Experience has shown me that expertise is greatest in the community living with the issue. After my documentary film was released, I joined the Stanford Medicine X community as an ePatient Scholar. Whether the conditions was narcolepsy, diabetes, or glioblastoma, patients voiced a common refrain: "I am alive today because of a patient community."

With 1 in 4 people in the world living with some kind of disability, there's tremendous untapped opportunity for building alliances around shared need and forging new forms of power forcing science forward because lives hang in the balance.

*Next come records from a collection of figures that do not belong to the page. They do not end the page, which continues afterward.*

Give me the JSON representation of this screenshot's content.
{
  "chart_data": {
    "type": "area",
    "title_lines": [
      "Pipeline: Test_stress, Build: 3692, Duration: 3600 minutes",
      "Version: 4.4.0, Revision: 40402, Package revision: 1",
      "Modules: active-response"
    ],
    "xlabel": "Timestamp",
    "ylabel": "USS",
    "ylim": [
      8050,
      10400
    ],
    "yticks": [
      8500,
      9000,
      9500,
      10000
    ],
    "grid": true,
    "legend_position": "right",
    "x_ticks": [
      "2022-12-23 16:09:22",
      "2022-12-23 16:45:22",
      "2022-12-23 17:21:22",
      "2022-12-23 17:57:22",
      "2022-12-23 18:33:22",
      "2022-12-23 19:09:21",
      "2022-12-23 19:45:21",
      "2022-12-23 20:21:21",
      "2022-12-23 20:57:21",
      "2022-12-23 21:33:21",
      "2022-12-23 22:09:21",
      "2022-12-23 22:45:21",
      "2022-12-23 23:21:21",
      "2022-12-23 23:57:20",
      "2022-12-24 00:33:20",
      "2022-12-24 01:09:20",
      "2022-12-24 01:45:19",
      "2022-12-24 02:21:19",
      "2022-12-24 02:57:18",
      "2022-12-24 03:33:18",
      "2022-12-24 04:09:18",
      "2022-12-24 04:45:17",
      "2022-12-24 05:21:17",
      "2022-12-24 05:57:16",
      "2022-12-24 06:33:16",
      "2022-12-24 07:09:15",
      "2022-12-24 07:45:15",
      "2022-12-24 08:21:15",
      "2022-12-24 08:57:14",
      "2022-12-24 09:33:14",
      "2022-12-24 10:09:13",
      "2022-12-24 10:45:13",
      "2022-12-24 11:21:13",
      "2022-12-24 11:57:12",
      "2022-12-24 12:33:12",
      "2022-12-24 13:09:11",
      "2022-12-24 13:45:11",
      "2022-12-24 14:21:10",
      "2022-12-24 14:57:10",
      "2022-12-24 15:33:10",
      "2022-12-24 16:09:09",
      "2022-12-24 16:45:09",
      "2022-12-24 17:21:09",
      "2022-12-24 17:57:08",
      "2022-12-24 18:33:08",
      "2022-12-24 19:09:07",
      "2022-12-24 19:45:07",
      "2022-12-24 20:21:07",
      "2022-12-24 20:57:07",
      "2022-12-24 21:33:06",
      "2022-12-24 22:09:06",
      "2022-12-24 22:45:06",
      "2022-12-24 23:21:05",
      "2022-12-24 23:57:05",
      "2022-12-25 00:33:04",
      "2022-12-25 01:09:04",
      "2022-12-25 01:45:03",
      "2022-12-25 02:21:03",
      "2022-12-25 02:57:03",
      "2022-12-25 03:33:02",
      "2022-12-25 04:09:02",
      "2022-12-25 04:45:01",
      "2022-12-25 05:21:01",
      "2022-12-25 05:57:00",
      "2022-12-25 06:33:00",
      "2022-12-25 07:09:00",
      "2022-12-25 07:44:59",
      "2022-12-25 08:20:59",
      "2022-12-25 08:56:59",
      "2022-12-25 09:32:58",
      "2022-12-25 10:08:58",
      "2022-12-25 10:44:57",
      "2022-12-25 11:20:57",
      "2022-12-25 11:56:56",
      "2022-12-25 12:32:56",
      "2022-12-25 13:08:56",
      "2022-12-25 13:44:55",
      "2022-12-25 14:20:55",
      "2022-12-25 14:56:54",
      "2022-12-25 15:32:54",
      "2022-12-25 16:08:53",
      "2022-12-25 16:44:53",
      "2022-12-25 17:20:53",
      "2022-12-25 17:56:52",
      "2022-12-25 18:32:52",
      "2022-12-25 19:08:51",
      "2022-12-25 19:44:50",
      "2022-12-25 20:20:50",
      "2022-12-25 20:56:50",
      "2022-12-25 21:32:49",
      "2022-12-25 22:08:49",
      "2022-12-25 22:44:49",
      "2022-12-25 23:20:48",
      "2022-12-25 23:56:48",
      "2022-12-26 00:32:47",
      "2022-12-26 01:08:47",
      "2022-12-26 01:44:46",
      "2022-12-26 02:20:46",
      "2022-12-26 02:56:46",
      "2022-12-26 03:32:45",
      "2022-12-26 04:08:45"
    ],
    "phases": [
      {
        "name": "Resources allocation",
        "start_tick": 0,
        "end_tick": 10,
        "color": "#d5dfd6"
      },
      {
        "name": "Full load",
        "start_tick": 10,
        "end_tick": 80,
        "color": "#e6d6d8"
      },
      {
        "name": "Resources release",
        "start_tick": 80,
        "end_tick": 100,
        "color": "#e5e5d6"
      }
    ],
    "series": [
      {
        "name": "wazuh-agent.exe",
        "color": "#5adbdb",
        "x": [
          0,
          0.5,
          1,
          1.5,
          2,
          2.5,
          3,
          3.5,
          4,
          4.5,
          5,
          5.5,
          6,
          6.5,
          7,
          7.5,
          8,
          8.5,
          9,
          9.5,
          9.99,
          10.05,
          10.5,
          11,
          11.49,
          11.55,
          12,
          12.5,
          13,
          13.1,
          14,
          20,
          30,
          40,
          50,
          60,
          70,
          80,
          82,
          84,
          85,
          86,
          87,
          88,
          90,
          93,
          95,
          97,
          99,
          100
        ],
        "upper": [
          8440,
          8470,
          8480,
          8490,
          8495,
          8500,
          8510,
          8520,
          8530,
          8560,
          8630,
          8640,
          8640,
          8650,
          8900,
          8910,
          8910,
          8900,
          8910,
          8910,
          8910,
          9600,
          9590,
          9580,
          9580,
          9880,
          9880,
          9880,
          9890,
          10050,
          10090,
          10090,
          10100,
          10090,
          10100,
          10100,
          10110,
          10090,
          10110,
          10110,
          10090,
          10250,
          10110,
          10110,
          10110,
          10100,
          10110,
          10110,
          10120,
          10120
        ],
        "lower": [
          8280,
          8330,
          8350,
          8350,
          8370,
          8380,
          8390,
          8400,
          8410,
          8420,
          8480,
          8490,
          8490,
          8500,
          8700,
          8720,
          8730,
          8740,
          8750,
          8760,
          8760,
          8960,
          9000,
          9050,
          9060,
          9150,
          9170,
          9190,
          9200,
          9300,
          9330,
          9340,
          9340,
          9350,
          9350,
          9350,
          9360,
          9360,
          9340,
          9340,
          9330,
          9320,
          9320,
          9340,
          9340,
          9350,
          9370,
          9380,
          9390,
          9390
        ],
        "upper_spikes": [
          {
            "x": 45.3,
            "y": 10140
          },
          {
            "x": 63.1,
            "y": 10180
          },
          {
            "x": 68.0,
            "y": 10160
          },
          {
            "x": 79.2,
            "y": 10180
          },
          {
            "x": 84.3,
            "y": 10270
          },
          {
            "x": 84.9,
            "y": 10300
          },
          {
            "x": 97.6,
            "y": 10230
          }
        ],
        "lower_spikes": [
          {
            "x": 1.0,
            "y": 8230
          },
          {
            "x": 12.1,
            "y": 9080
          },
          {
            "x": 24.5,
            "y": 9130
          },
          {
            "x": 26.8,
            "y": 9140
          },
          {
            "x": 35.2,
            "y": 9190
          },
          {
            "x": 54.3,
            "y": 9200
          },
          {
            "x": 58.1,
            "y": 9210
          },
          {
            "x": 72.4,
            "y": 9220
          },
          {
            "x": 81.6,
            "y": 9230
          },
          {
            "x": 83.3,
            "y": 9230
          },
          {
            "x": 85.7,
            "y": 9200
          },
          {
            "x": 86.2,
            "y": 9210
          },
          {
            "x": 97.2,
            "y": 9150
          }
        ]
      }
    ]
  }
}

Those with the lived experience of a disease end up being the most effective problem-solvers. And there's a movement galvanizing around that powerful idea.

Believing in Hope

One of my heroes is patient-physician-scientist David Fajgenbaum, the author of Chasing My Cure: A Doctor's Race to Turn Hope into Action. As a medical student, he nearly died five times from Castleman disease, a rare autoimmune condition in which the body wages an all-out assault on itself. But he experimented on himself and found that a widely available drug could save his own life. Now he's applying that same vision and drive to repurposing drugs for other diseases and may have unlocked a methodology to save millions. Faigenbaum's story of turning hope into action is a powerful reminder that hope is the most important tool of science, the spark that gets the impossible done.